I have started preparing an area for Oriental persimmons. These large fruited cousins of our native American persimmons are very different in many ways from the sour fruit that makes your mouth pucker.
Both fruiting trees are in the same genus, Diospryos. This Greek word translates to “divine fruit” or “food for God.” Several people I have turned on to this fruit agree — one described it as “manna.” Our native persimmon’s scientific name is Diospryos Virginiana. Take a guess as to where it may have first been discovered, classified and named... The famous botanist Carlos Linnaeus named it after the state of Virginia.
Diospryos Virginiana is a large growing tree with small fruit the size of ping pong balls packed full of large seeds. Unless completely soft and ripe, the fruit is very astringent. Most years, that doesn’t occur until about right now, after the first frost of the fall. However, the fruit turns orange as early as August or September, though it is not yet ready to eat. This is when unsuspecting people may be lured into trying one. Unripe American persimmons taste horrible — the soft ones found hanging on leafless trees in late fall are very tasty.
Diospryos Virginiana trees are either male or female. If you have a female tree, there must be a male tree fairly close by for fruit to occur.
The Oriental persimmon’s scientific name is Dispyros Kaki. It is very different than its American cousin. First of all, the Oriental persimmon fruit is huge. It is the size and color of a medium-sized ripe tomato. Unlike its American cousin, most Oriental persimmon are non-astringent and can be eaten while hard and not completely ripe. There are a few astringent ones that need to be soft before eaten but most of the ones on the market for consumers are non-astringent. There are usually no seeds or occasionally one or two in a fruit.
A mature Oriental persimmon tree is considered small for a fruit tree. A very large tree will only be about the size of a dogwood, which makes them perfect for smaller yards.
Oriental persimmons have “perfect” flowers, meaning both male and female parts exist on the same bloom, so only one tree is needed to have fruit — another space saver.
The native and Oriental persimmon trees do have a few things in common. Fall color for both is outstanding — the Oriental is bright orange and the native a brilliant red. Forget the fruit, plant them for the color.
Both trees have few pests. If, like me, you are not so adamant about spraying for insects and diseases — the Oriental persimmon is a great choice.
Both species are adaptable to a wide range of sites. But if you would like to start your Oriental tree off right, plant in deep, rich organic soil that receives regular irrigation. All in all, the Oriental persimmon is a tough, virtually pest free backyard fruit tree that should be planted more in the landscape.

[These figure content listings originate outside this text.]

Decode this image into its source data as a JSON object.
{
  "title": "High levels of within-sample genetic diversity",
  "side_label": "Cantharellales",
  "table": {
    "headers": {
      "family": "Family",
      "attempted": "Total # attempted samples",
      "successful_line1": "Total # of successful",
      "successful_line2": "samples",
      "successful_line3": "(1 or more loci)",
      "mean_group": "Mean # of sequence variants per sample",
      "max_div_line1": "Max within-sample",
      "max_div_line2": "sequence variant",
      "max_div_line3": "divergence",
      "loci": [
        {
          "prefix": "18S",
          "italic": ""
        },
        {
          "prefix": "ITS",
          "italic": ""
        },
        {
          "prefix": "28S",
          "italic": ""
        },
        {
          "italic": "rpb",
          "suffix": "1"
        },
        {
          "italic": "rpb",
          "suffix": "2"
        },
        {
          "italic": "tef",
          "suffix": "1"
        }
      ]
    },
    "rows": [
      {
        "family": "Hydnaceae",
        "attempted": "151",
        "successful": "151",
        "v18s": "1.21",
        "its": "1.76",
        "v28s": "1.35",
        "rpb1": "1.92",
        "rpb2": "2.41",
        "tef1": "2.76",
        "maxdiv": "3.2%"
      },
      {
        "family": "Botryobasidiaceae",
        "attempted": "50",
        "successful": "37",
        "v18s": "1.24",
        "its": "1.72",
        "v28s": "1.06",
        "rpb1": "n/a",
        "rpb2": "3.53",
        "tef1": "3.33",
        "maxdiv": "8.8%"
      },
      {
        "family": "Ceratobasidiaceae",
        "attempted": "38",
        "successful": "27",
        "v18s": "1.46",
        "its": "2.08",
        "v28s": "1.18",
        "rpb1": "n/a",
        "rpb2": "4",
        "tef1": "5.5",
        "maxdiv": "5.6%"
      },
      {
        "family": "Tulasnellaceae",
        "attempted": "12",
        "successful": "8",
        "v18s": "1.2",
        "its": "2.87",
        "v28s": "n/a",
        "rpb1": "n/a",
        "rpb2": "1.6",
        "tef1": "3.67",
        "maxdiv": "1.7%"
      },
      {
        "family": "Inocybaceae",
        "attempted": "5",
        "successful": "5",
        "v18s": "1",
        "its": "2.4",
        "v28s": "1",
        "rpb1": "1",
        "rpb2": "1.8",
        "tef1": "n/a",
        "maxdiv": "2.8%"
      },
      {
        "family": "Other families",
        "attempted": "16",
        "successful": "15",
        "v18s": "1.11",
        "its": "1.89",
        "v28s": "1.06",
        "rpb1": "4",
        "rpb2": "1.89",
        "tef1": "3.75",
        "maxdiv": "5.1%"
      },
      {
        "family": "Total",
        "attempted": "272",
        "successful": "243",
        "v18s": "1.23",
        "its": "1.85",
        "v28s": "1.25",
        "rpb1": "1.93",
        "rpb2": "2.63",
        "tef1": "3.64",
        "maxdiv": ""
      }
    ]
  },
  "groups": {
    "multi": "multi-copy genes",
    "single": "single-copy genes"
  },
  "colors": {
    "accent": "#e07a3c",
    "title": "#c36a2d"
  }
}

A friend of mine who happens to be a master gardener dries the persimmon fruit and uses it along with dried apricot to make his own trail mix that he gives as presents. The fruit is also great in breads — just mix it in with the dough like a pumpkin bread for a delicious holiday hostess gift.
The best time to plant fruit trees is in the dormant season, which makes the persimmon trees themselves perfect Christmas gifts.